Further probing uncovered that services running on a subset of 1,300 FCEB hosts, accessible through IPv4 addresses, had hundreds of devices with publicly accessible management interfaces. This revelation falls within the scope of CISA’s BOD 23-02 (Binding Operational Directive).
What is BOD 23-02?
CISA’s BOD 23-02 helps federal agencies eliminate risks associated with remotely accessible management interfaces. It requires federal civilian agencies to remove certain networked management interfaces from the internet and mandates them to implement Zero Trust Architecture capabilities to enforce access control to internet-exposed interfaces within fourteen days of discovery.
What are the Dangers of Internet-Exposed Interfaces?

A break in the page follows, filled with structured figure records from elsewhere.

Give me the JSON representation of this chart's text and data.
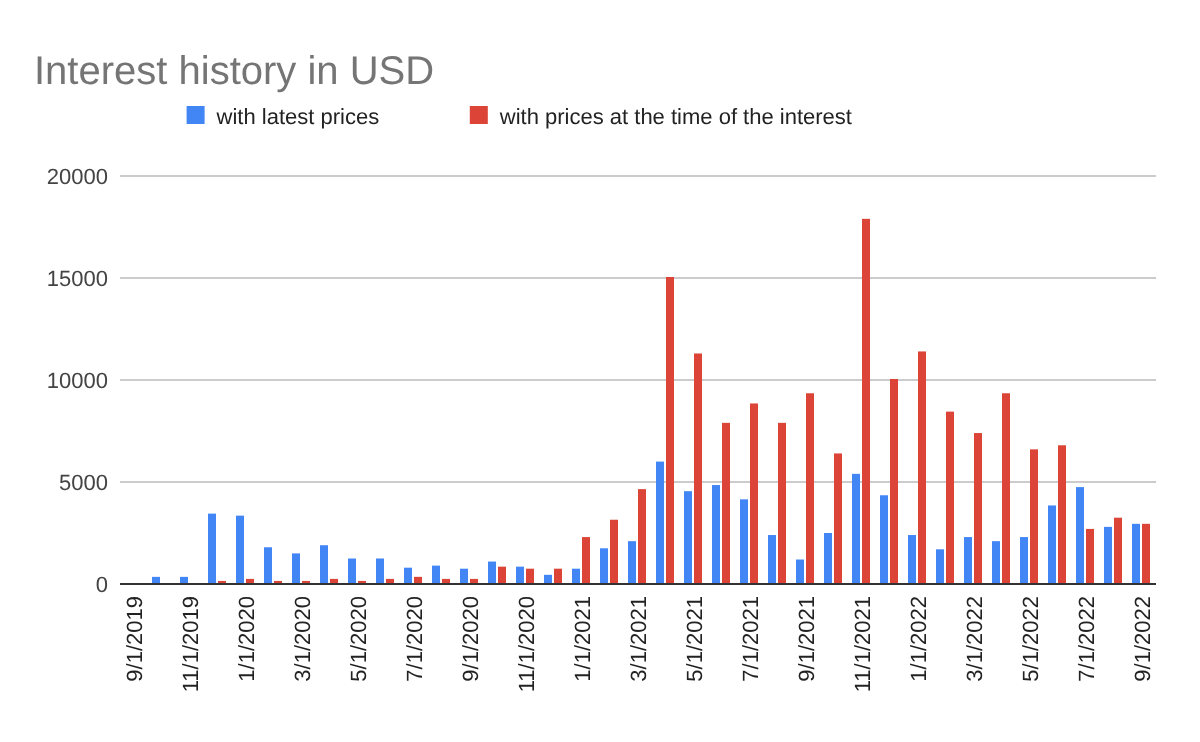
{
  "chart_data": {
    "type": "bar",
    "title": "Interest history in USD",
    "categories": [
      "9/1/2019",
      null,
      "11/1/2019",
      null,
      "1/1/2020",
      null,
      "3/1/2020",
      null,
      "5/1/2020",
      null,
      "7/1/2020",
      null,
      "9/1/2020",
      null,
      "11/1/2020",
      null,
      "1/1/2021",
      null,
      "3/1/2021",
      null,
      "5/1/2021",
      null,
      "7/1/2021",
      null,
      "9/1/2021",
      null,
      "11/1/2021",
      null,
      "1/1/2022",
      null,
      "3/1/2022",
      null,
      "5/1/2022",
      null,
      "7/1/2022",
      null,
      "9/1/2022"
    ],
    "series": [
      {
        "name": "with latest prices",
        "color": "#4285f4",
        "values": [
          0,
          350,
          350,
          3450,
          3350,
          1800,
          1500,
          1900,
          1250,
          1250,
          800,
          900,
          750,
          1100,
          850,
          450,
          750,
          1750,
          2100,
          6000,
          4550,
          4850,
          4150,
          2400,
          1200,
          2500,
          5400,
          4350,
          2400,
          1700,
          2300,
          2100,
          2300,
          3850,
          4750,
          2800,
          2950
        ]
      },
      {
        "name": "with prices at the time of the interest",
        "color": "#db4437",
        "values": [
          0,
          0,
          0,
          150,
          250,
          150,
          150,
          250,
          150,
          250,
          350,
          250,
          250,
          850,
          750,
          750,
          2300,
          3150,
          4650,
          15050,
          11300,
          7900,
          8850,
          7900,
          9350,
          6400,
          17900,
          10050,
          11400,
          8450,
          7400,
          9350,
          6600,
          6800,
          2700,
          3250,
          2950
        ]
      }
    ],
    "ylim": [
      0,
      20000
    ],
    "yticks": [
      0,
      5000,
      10000,
      15000,
      20000
    ],
    "grid": "y",
    "legend": "top"
  }
}
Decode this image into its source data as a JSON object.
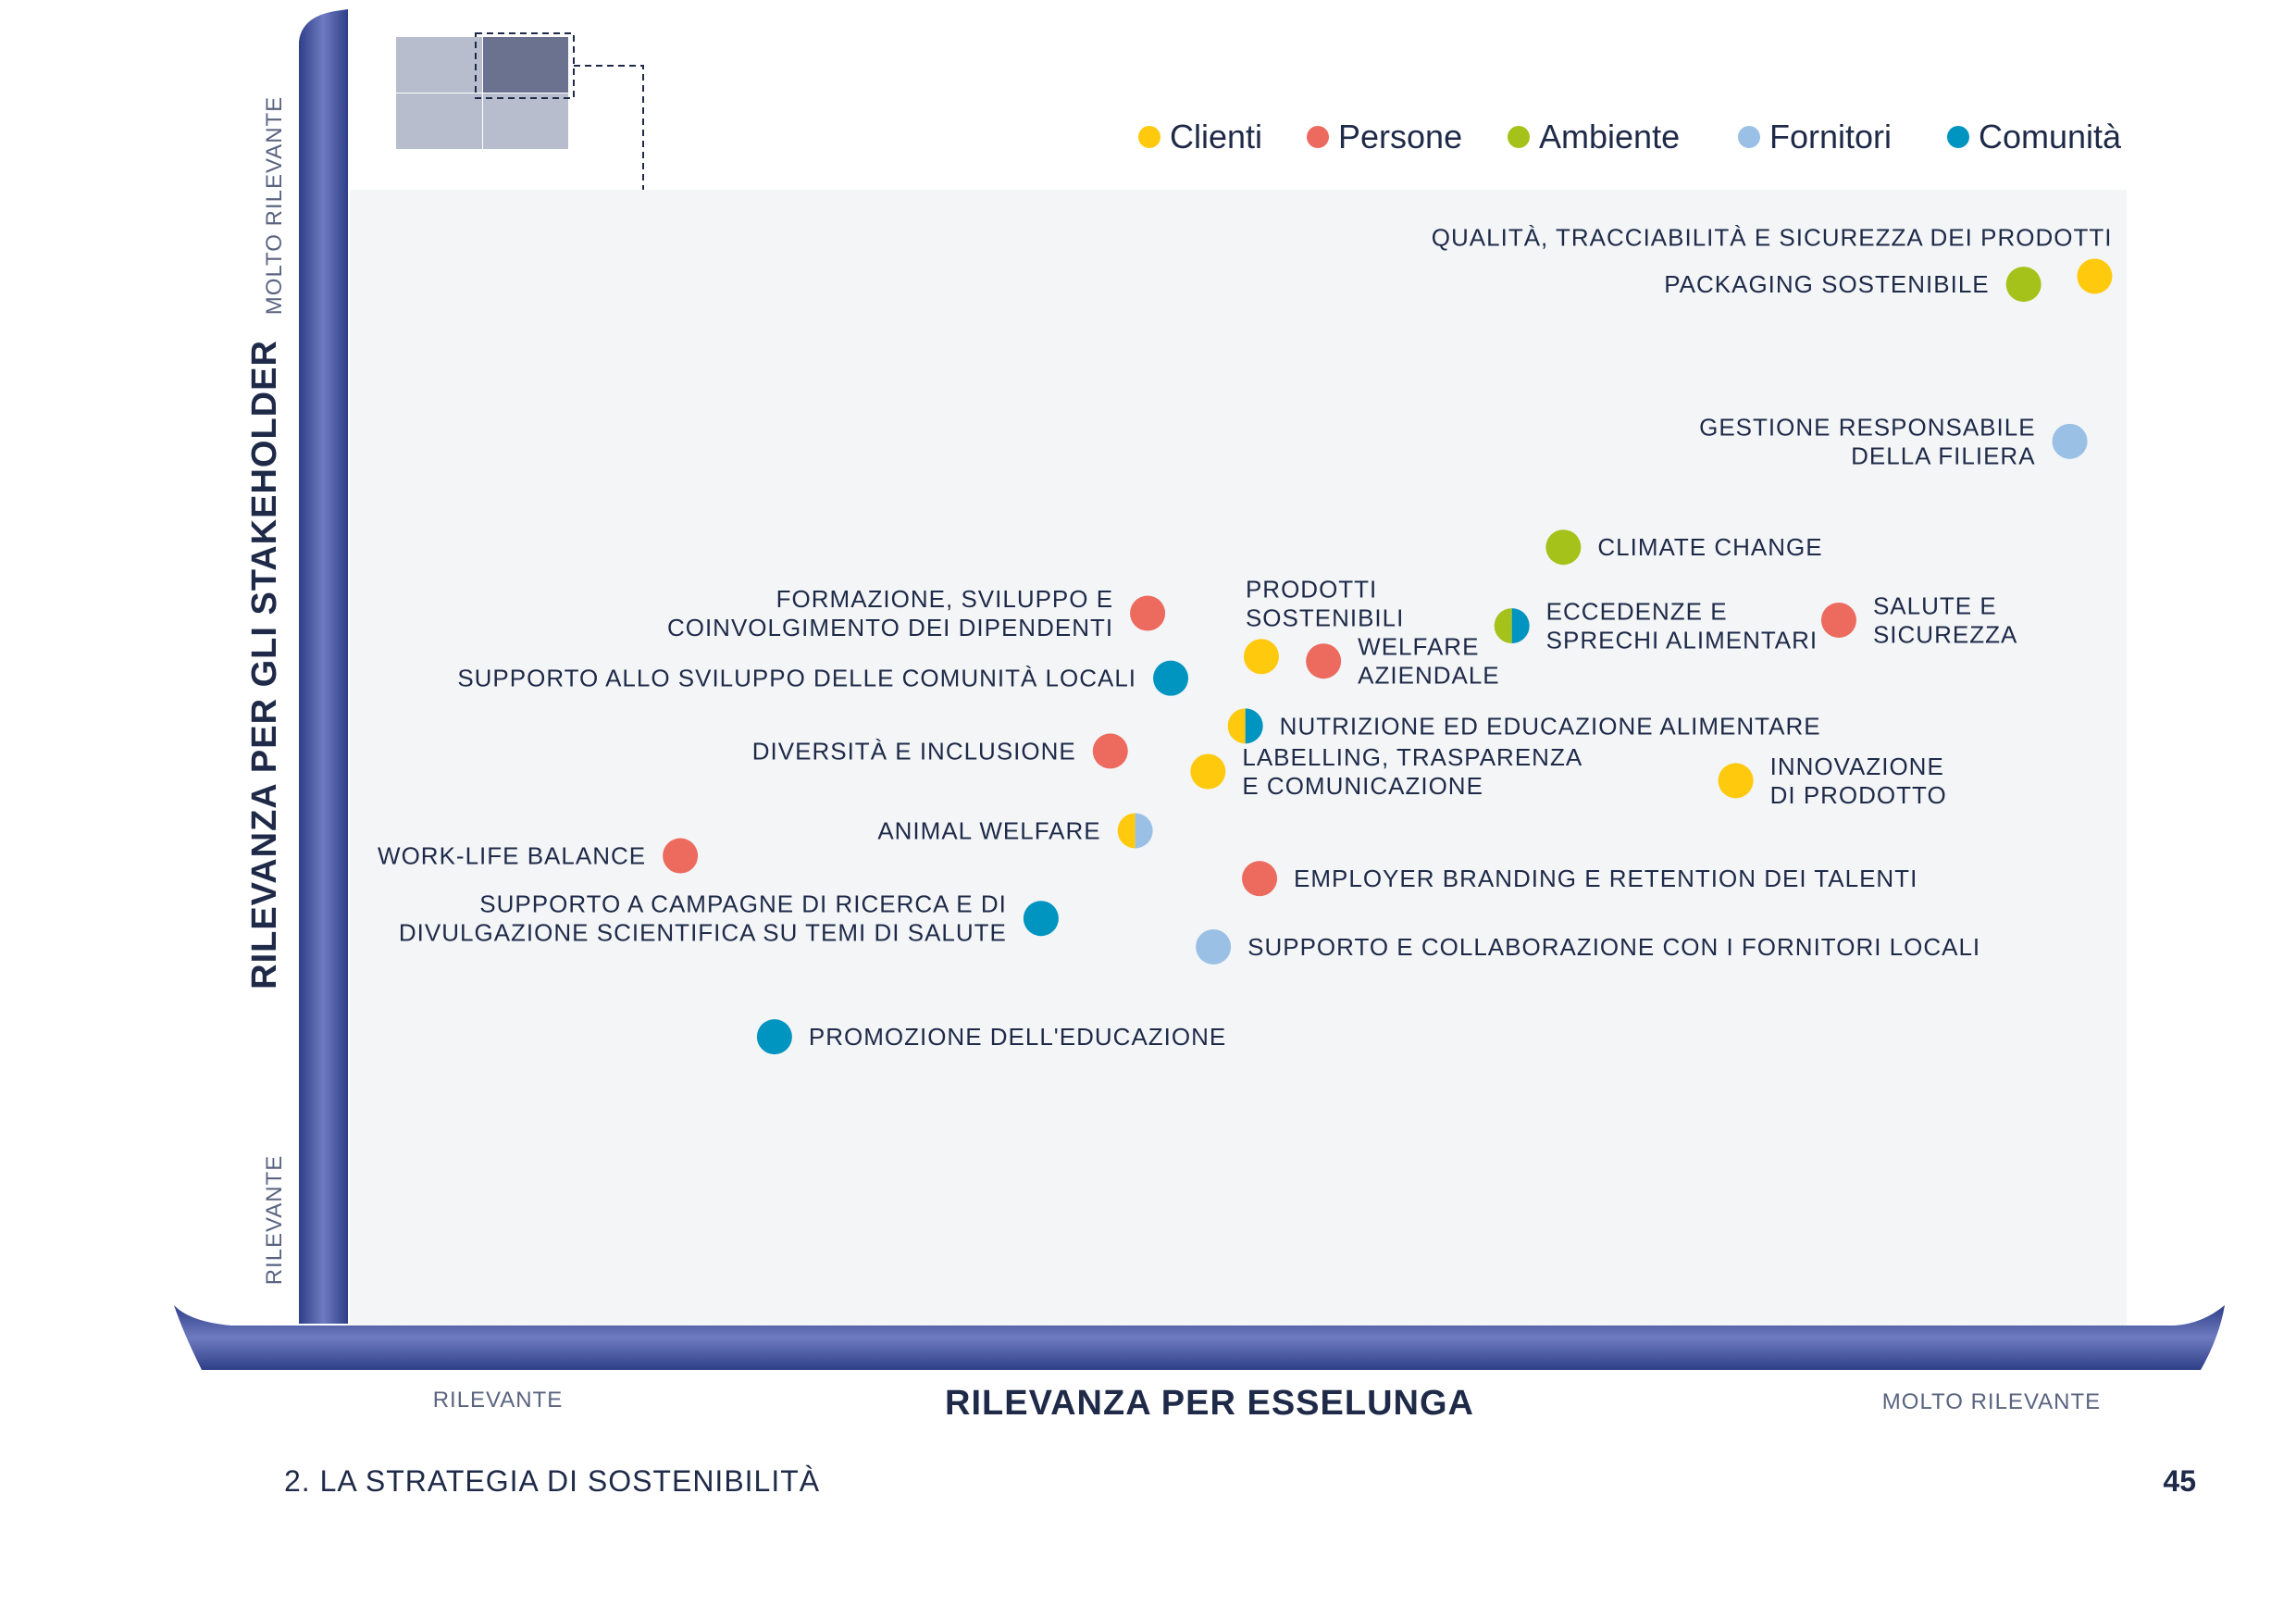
{
  "chart_data": {
    "type": "scatter",
    "x_axis": {
      "title": "RILEVANZA PER ESSELUNGA",
      "low_label": "RILEVANTE",
      "high_label": "MOLTO RILEVANTE",
      "range": [
        0,
        100
      ]
    },
    "y_axis": {
      "title": "RILEVANZA PER GLI STAKEHOLDER",
      "low_label": "RILEVANTE",
      "high_label": "MOLTO RILEVANTE",
      "range": [
        0,
        100
      ]
    },
    "grid": false,
    "legend_position": "top-right",
    "categories": [
      {
        "key": "clienti",
        "name": "Clienti",
        "color": "#FFC90E"
      },
      {
        "key": "persone",
        "name": "Persone",
        "color": "#EC6B5E"
      },
      {
        "key": "ambiente",
        "name": "Ambiente",
        "color": "#A5C21B"
      },
      {
        "key": "fornitori",
        "name": "Fornitori",
        "color": "#9BC0E6"
      },
      {
        "key": "comunita",
        "name": "Comunità",
        "color": "#0094C0"
      }
    ],
    "points": [
      {
        "lines": [
          "QUALITÀ, TRACCIABILITÀ E SICUREZZA DEI PRODOTTI"
        ],
        "x": 98.2,
        "y": 92.4,
        "cats": [
          "clienti"
        ],
        "label_side": "above-left"
      },
      {
        "lines": [
          "PACKAGING SOSTENIBILE"
        ],
        "x": 94.2,
        "y": 91.7,
        "cats": [
          "ambiente"
        ],
        "label_side": "left"
      },
      {
        "lines": [
          "GESTIONE RESPONSABILE",
          "DELLA FILIERA"
        ],
        "x": 96.8,
        "y": 77.9,
        "cats": [
          "fornitori"
        ],
        "label_side": "left"
      },
      {
        "lines": [
          "CLIMATE CHANGE"
        ],
        "x": 68.3,
        "y": 68.6,
        "cats": [
          "ambiente"
        ],
        "label_side": "right"
      },
      {
        "lines": [
          "PRODOTTI",
          "SOSTENIBILI"
        ],
        "x": 51.3,
        "y": 59.0,
        "cats": [
          "clienti"
        ],
        "label_side": "above"
      },
      {
        "lines": [
          "FORMAZIONE, SVILUPPO E",
          "COINVOLGIMENTO DEI DIPENDENTI"
        ],
        "x": 44.9,
        "y": 62.8,
        "cats": [
          "persone"
        ],
        "label_side": "left"
      },
      {
        "lines": [
          "WELFARE",
          "AZIENDALE"
        ],
        "x": 54.8,
        "y": 58.6,
        "cats": [
          "persone"
        ],
        "label_side": "right"
      },
      {
        "lines": [
          "ECCEDENZE E",
          "SPRECHI ALIMENTARI"
        ],
        "x": 65.4,
        "y": 61.7,
        "cats": [
          "ambiente",
          "comunita"
        ],
        "label_side": "right"
      },
      {
        "lines": [
          "SALUTE E",
          "SICUREZZA"
        ],
        "x": 83.8,
        "y": 62.2,
        "cats": [
          "persone"
        ],
        "label_side": "right"
      },
      {
        "lines": [
          "SUPPORTO ALLO SVILUPPO DELLE COMUNITÀ LOCALI"
        ],
        "x": 46.2,
        "y": 57.1,
        "cats": [
          "comunita"
        ],
        "label_side": "left"
      },
      {
        "lines": [
          "NUTRIZIONE ED EDUCAZIONE ALIMENTARE"
        ],
        "x": 50.4,
        "y": 52.9,
        "cats": [
          "clienti",
          "comunita"
        ],
        "label_side": "right"
      },
      {
        "lines": [
          "DIVERSITÀ E INCLUSIONE"
        ],
        "x": 42.8,
        "y": 50.7,
        "cats": [
          "persone"
        ],
        "label_side": "left"
      },
      {
        "lines": [
          "LABELLING, TRASPARENZA",
          "E COMUNICAZIONE"
        ],
        "x": 48.3,
        "y": 48.9,
        "cats": [
          "clienti"
        ],
        "label_side": "right"
      },
      {
        "lines": [
          "INNOVAZIONE",
          "DI PRODOTTO"
        ],
        "x": 78.0,
        "y": 48.1,
        "cats": [
          "clienti"
        ],
        "label_side": "right"
      },
      {
        "lines": [
          "ANIMAL WELFARE"
        ],
        "x": 44.2,
        "y": 43.7,
        "cats": [
          "clienti",
          "fornitori"
        ],
        "label_side": "left"
      },
      {
        "lines": [
          "WORK-LIFE BALANCE"
        ],
        "x": 18.6,
        "y": 41.5,
        "cats": [
          "persone"
        ],
        "label_side": "left"
      },
      {
        "lines": [
          "EMPLOYER BRANDING E RETENTION DEI TALENTI"
        ],
        "x": 51.2,
        "y": 39.5,
        "cats": [
          "persone"
        ],
        "label_side": "right"
      },
      {
        "lines": [
          "SUPPORTO A CAMPAGNE DI RICERCA E DI",
          "DIVULGAZIONE SCIENTIFICA SU TEMI DI SALUTE"
        ],
        "x": 38.9,
        "y": 36.0,
        "cats": [
          "comunita"
        ],
        "label_side": "left"
      },
      {
        "lines": [
          "SUPPORTO E COLLABORAZIONE CON I FORNITORI LOCALI"
        ],
        "x": 48.6,
        "y": 33.5,
        "cats": [
          "fornitori"
        ],
        "label_side": "right"
      },
      {
        "lines": [
          "PROMOZIONE DELL'EDUCAZIONE"
        ],
        "x": 23.9,
        "y": 25.6,
        "cats": [
          "comunita"
        ],
        "label_side": "right"
      }
    ]
  },
  "footer": {
    "section": "2. LA STRATEGIA DI SOSTENIBILITÀ",
    "page": "45"
  }
}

Researchers at Censys referred to publicly-accessible interfaces as “low-hanging fruit” for cybercriminals, as they can easily gain unauthorized access to crucial assets. CISA notes that threat actors are taking a keen interest in targeting certain classes of devices, especially those supporting network infrastructures, as it helps them evade detection.
After compromising these devices, attackers can obtain full access to the network. Misconfigurations, insufficient or outdated security measures, and unpatched software make devices vulnerable to exploitation. If the device management interface is directly connected to or accessible from a public-facing internet, it will be far more damaging for the organization.
Which Devices Are Impacted?
Researchers mainly examined VPNs, firewalls, access points, routers, and other remote server management appliances. They found around 250 different web interfaces for hosts exposing network appliances, all using SSH and TELNET remote protocols.
Most of the impacted devices were Cisco network appliances with a publicly accessible Adaptive Security Device Manager interface, whereas they also discovered enterprise Cradlepoint router interfaces revealing wireless network details. Other impacted products include Fortinet FortiGuard, SonicWall, and other popular firewalls.
In addition, researchers observed exposed remote access protocols, including NetBIOS, FTP, SNMP, and SMB, out-of-band remote server management devices like Lantronix SLC console server, physical Barracuda Email Security Gateway appliances, Nessus vulnerability scanning servers, HTTP services that exposed directory listings, managed file transfer protocols such as GoAnywhere, MOVEit, and SolarWinds Serv-U, and over 150 end-of-life software.
Fifteen of the remote access protocols, which already contain multiple known vulnerabilities exploitable by threat actors, were running on FCEB’s exposed hosts. The report highlights the need for federal agencies to be more proactive in safeguarding their digital assets and improving security mechanisms across all systems to make devices CISA’s BOD 23-02 compliant.